Die Diphosphonat-Tablette muss gemäß den folgenden Anweisungen eingenommen werden. Andernfalls kann es zu Reizungen im Hals oder Magen kommen. Bei den meisten Diphosphonat-Tabletten gilt Folgendes:

  • Der Patient die Tablette morgens vor dem Essen auf nüchternen Magen einnehmen.
  • ein Glas Wasser mit der Tablette trinken, aber 30 Minuten lang keine anderen Speisen oder Getränke zu sich nehmen (je nach der eingenommenen Tablette).
  • sich nach der Einnahme der Tablette 30 Minuten lang nicht hinlegen. Während dieser Zeit muss er sitzen oder stehen.

Denosumab

Es handelt sich um eine subkutane Injektion, die der Patient selbst verabreichen kann und die einmal alle 6 Monate verabreicht wird.

Das Medikament wirkt, indem es ein Protein im Körper blockiert, das den Knochenabbau verursacht. Durch die Hemmung des Proteins verringert Denosumab den Knochenverlust und die Wahrscheinlichkeit eines Knochenbruchs.

Wenn andere Medikamente gegen Osteoporose Nebenwirkungen verursachen oder nicht helfen, kann Denosumab verabreicht werden. Es kann auch eine gute Wahl für Menschen mit Nierenproblemen sein.

Wenn ein Patient die Behandlung mit Denosumab abbricht, nimmt die Knochendichte sehr schnell wieder ab. Bei manchen Menschen kann dies zu einem erhöhten Risiko für Knochenbrüche führen. Wenn die Behandlung mit Denosumab abgebrochen wird, sollte ein anderes Medikament gegen Osteoporose eingenommen werden, um einen raschen Knochenverlust zu verhindern.

PTH oder PTHrP-Analogon
Beides sind künstliche Formen von Hormonen, die der Körper auf natürliche Weise produziert. PTH steht für „Parathormon“ und PTHrP für „Parathormon-ähnliches Protein”. Beide weisen den Körper an, neues Knochengewebe zu bilden. Diese Therapien sind nur für Menschen mit schwerer Osteoporose geeignet.

Romosozumab
Dies ist ein sehr wirksames Medikament, das nur für Menschen mit schwerer Osteoporose geeignet ist.

Wie lange muss ich Medikamente gegen Osteoporose einnehmen?

Wenn der Patient weiterhin ein hohes Risiko für Knochenbrüche hat, kann er Osteoporose-Medikamente über viele Jahre hinweg sicher einnehmen.

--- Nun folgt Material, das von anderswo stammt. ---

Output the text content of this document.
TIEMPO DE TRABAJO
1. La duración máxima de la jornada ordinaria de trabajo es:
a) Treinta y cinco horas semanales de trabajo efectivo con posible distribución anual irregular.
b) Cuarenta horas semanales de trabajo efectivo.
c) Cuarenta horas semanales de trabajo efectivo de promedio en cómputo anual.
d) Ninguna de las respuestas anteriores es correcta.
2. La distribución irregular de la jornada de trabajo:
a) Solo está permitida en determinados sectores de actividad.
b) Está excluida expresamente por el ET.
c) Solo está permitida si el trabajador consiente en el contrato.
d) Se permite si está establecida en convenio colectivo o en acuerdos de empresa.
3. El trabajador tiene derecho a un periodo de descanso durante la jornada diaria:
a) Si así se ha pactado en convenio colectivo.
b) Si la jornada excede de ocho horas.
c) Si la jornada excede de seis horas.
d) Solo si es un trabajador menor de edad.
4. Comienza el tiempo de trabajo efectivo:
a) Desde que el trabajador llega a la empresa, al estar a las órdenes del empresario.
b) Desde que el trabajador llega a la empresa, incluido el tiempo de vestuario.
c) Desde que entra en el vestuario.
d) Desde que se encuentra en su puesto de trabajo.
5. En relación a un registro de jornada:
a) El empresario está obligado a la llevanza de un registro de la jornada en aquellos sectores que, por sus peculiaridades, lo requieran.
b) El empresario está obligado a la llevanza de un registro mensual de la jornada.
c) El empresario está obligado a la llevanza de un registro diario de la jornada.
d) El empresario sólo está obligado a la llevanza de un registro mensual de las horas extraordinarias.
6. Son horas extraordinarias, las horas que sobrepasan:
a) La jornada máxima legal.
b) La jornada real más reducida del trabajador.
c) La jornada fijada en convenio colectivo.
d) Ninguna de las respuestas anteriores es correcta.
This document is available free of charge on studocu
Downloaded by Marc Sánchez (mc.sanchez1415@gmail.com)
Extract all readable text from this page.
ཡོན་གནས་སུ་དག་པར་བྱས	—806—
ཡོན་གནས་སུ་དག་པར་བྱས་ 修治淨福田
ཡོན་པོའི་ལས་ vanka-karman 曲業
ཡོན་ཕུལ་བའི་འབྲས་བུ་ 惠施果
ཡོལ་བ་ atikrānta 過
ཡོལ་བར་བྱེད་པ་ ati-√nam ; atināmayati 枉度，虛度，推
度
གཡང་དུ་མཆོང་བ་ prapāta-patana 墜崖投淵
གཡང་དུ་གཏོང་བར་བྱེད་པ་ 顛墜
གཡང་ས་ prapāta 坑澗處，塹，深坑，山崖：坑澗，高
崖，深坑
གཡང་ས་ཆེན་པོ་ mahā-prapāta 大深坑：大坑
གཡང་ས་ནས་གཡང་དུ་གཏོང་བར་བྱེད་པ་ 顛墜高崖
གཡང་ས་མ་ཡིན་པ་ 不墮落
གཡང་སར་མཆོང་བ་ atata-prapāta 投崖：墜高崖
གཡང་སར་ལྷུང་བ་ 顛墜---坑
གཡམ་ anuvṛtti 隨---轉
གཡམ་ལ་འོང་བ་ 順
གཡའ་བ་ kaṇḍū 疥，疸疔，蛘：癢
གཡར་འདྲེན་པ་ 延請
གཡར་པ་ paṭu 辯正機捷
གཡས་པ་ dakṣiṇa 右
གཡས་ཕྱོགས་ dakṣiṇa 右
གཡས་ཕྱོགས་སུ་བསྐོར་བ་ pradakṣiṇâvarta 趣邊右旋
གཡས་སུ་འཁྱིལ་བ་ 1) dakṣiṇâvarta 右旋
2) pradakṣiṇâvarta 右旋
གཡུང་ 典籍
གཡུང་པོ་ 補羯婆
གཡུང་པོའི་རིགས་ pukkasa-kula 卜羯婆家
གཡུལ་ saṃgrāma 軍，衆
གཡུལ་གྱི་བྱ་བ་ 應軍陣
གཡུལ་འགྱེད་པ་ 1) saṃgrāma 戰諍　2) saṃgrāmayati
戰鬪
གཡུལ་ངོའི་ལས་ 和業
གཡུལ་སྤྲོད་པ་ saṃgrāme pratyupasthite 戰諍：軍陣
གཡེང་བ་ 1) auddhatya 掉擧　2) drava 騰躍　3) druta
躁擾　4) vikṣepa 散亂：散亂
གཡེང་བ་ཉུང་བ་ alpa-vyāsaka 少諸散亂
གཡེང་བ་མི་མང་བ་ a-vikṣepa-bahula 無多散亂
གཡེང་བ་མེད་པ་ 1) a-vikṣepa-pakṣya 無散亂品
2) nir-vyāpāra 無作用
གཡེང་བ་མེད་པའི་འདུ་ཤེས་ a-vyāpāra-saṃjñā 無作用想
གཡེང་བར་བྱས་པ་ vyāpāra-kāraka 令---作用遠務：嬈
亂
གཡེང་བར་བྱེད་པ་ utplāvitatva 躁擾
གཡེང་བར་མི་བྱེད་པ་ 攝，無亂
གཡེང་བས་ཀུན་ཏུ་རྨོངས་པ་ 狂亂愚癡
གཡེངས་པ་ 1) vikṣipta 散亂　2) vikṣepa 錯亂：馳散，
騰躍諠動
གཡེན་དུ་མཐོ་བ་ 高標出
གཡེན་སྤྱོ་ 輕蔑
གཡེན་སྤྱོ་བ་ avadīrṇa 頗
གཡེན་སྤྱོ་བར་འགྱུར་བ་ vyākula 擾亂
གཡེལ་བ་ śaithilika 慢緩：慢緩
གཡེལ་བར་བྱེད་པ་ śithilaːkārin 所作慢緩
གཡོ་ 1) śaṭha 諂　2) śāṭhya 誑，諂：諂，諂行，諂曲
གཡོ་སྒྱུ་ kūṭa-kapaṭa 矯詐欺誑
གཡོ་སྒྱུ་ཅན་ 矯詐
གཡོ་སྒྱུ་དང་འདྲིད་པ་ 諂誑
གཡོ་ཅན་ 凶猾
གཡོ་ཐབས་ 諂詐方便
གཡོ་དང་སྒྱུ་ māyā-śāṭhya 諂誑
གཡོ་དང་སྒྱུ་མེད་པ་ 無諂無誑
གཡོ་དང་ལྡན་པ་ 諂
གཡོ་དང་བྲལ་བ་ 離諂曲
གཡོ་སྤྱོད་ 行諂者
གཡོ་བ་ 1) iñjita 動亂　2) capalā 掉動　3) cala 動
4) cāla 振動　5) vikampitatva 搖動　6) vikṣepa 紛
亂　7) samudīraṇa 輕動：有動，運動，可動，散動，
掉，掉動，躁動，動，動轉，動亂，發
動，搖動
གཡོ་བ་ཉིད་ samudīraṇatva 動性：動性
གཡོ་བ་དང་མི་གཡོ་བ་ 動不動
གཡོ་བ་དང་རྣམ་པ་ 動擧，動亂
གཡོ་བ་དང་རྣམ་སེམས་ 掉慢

Wenn kein hohes Risiko für Knochenbrüche mehr besteht, kann die Einnahme des Medikaments möglicherweise für ein Jahr oder länger unterbrochen werden.

Wenn er das Medikament absetzt, wird der Arzt die Knochendichte überprüfen, um sicherzustellen, dass der Patient nicht zu viel Knochenmasse verliert. Möglicherweise muss er später wieder mit der Einnahme eines Medikaments gegen Osteoporose beginnen.

Was muss ich noch über Medikamente gegen Osteoporose wissen?

Manche Menschen haben gehört, dass die Einnahme von Bisphosphonaten oder Denosumab über einen längeren Zeitraum das Risiko für bestimmte Knochenbrüche erhöhen kann. Das ist wahr, kommt aber sehr selten vor. Die Wahrscheinlichkeit, dass ein Knochen aufgrund von Osteoporose bricht, ist viel größer als die Wahrscheinlichkeit, dass er aufgrund der Einnahme von Bisphosphonaten oder Denosumab bricht.

Bei manchen Menschen ist das Risiko eines Knochenbruchs nach Absetzen von Denosumab erhöht. Wenn Denosumab abgesetzt wird, verschreibt Ihr Arzt Ihnen ein anderes Medikament gegen Osteoporose.

Das Risiko einer durch diese Medikamente verursachten Osteonekrose des Kiefers ist gering. Es ist jedoch wichtig, dass Zahnbehandlungen möglichst vor Beginn der Osteoporose-Behandlung abgeschlossen werden.

Bei Patienten, die eine Osteoporose-Behandlung erhalten, wird die Knochendichte im Durchschnitt alle zwei Jahre gemessen, um die Wirksamkeit der Behandlung zu überprüfen.

Wenn die Behandlung nicht zufriedenstellend wirkt, kann auf ein anderes Medikament umgestellt werden.